Отношение писателя к крестьянству, понимание его положения и значения в обществе становится очевидным в символической картине «Древа сословий», которое видит во сне герой. «На каждой вершине» этого дерева «сидело по кавалеру, а сучья заместо листьев убраны были молодцами всякого званья… Корень же был из незначащих людишек, ремесленников, поденщиков, а большей частью крестьян и подобных таких, кои тем не менее сообщали тому древу силу… ибо вся тяжесть того древа покоилась на корнях и давила их такою мерою, что вытягивала из кошельков все золото, будь оно хоть за семью печатями».

Для Гриммельсгаузена крестьянин, труженик и кормилец, — основа всей жизни, символ ее неистребимости. В этом отношении важен образ «батьки», приемного отца Симплиция. «Батька» всего дважды появляется на страницах романа: в самом начале, когда читатель становится свидетелем жуткой картины разорения крестьянской усадьбы и пыток, учиненных над крестьянами ландскнехтами, а также в конце романа. Несмотря на перенесенные пытки и потерю всего имущества, «батька» остается на своем клочке земли, который он возделывает в поте лица своего.

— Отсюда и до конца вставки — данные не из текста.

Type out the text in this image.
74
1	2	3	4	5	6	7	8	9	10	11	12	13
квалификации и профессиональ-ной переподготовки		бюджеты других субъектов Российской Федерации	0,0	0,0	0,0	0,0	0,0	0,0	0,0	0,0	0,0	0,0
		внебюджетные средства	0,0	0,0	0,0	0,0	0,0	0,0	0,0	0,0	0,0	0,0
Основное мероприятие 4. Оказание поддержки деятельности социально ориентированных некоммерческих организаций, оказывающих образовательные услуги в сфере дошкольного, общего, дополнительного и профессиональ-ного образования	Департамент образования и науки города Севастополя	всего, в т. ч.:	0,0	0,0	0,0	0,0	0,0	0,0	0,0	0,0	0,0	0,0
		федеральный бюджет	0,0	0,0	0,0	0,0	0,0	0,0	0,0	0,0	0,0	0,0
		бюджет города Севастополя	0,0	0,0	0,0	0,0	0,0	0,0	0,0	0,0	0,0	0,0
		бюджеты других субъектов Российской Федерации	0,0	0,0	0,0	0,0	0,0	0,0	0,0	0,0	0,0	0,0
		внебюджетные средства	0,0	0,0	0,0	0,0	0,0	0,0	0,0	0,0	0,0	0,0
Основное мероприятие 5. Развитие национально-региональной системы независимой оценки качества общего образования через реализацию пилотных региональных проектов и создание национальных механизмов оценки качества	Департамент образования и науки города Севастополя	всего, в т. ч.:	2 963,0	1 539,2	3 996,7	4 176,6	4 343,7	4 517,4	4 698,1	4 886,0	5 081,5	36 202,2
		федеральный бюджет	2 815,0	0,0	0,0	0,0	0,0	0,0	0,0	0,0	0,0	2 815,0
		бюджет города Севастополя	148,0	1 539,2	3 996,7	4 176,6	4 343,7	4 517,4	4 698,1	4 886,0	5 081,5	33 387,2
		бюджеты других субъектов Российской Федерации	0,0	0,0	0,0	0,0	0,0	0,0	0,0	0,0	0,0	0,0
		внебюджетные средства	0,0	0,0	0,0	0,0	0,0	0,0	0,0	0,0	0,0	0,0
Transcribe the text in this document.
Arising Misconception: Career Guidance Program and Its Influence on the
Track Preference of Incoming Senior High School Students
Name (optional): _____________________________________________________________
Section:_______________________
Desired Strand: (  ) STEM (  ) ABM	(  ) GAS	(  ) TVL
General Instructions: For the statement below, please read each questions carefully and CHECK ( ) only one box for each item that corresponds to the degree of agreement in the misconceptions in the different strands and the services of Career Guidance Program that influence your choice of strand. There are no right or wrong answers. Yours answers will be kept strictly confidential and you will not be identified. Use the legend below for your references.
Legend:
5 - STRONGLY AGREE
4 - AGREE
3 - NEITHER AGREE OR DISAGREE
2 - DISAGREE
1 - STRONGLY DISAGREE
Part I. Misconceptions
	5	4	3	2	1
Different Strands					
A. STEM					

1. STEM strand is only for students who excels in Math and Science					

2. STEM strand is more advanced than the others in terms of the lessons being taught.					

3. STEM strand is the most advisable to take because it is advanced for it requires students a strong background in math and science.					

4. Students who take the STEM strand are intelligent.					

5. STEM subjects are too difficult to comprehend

Картинам страшных социальных бедствий, зла и несправедливости, царящих в мире, Гриммельсгаузен в качестве положительного идеала противопоставляет различные утопии. Такое сочетание сатирического разоблачения действительности с утопическими представлениями об идеальном ее переустройстве характерно для литературы барокко. Пример идеального человеческого общества, «отрадной гармонии» герой романа видит в словацкой общине перекрещенцев (анабаптистов), которая укрылась глубоко в горах, вдали от мира, и ведет жизнь, соответствующую «истинно христианским» заповедям. Писатель, однако, сразу дает понять читателю зыбкость существования такого островка в суровом мире войны.

Другую утопию, целую программу социальных и политических преобразований Германии излагает на страницах романа безумец, выдающий себя за Юпитера. Юпитер возвещает скорое воцарение «вечного нерушимого мира между всеми народами по всему свету, как во времена Августа». Он мечтает о справедливом и лучшем порядке для всей Германии. Свои упования Юпитер возлагает на пробуждение Немецкого героя, который с помощью волшебного меча осуществит великие реформы. Эти реформы коснутся прежде всего социальных проблем: отмены крепостного права, барщины, налогов. Германия должна стать единым государством, которым будут управлять монарх и парламент, в котором будет положен конец религиозным распрям. Иллюзорность, несбыточность подобных планов преобразования подчеркивается гротескностью образа безумца Юпитера, которого Симплиций называет «блошиным богом», поскольку тот не может справиться с одолевшими его блохами.

«Симплициссимус» — роман огромного социального значения. Он с необыкновенной полнотой отражает противоречивую кризисную эпоху немецкой истории. Идеи и художественные достижения этого романа Гриммельсгаузен развивает в других произведениях, тематически связанных с «Симплициссимусом».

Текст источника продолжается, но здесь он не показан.